At his inauguration, Mr Biden promised an end to factional infighting and the “uncivil war” that has seen fault lines emerge between urban and rural populations as COVID-19 and partisan politics ravaged the US.
“We can do this if we open our souls instead of hardening our hearts. If we show a little tolerance and humility. If we’re willing to stand in the other person’s shoes just for a moment. Because here is the thing about life: There is no accounting for what fate will deal you,” Mr Biden said.
One of Mr Biden’s first orders of business was re-entering the US into the Paris Climate Agreement, widely considered to be a key signal that he will take a leading role in the climate change debate that many believe will drive investment in the energy transition.

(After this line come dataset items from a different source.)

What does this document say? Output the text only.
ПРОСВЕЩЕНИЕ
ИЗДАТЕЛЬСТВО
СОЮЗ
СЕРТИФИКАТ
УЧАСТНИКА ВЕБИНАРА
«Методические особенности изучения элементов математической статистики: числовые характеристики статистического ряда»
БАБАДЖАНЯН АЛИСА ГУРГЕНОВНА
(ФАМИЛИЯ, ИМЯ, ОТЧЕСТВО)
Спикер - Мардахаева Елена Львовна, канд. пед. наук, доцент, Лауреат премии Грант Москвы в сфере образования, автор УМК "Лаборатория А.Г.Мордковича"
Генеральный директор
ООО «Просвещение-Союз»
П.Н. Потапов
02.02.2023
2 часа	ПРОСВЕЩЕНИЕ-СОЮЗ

“Biden’s policy agenda is expected to be a boon for companies directly involved in alternative energy (such as solar), and could also accelerate the structural shift towards sustainability and have flow-on effects for Wall Street, with an increased focus on ESG factors,” said Adam O'Conner, BetaShares director of capital markets and adviser business.
“There could also be tighter regulation of oil and gas exploration and production, particularly for U.S. shale.”
Also on the agenda is a possible break-up of tech giants such as Facebook and Amazon, with both Republicans and Democrats concerned about the power that large social media platforms have over voters. Those concerns were exacerbated by the riot at the Capitol in early January, which has now been found to have been largely co-ordinated online, as well as the spread of so-called “Fake News” before and after the 2016 election.
“With some bipartisan support the Biden administration could potentially subject the large digital platforms to greater regulation and take a harder line on anti-trust enforcement,” Mr O'Conner said.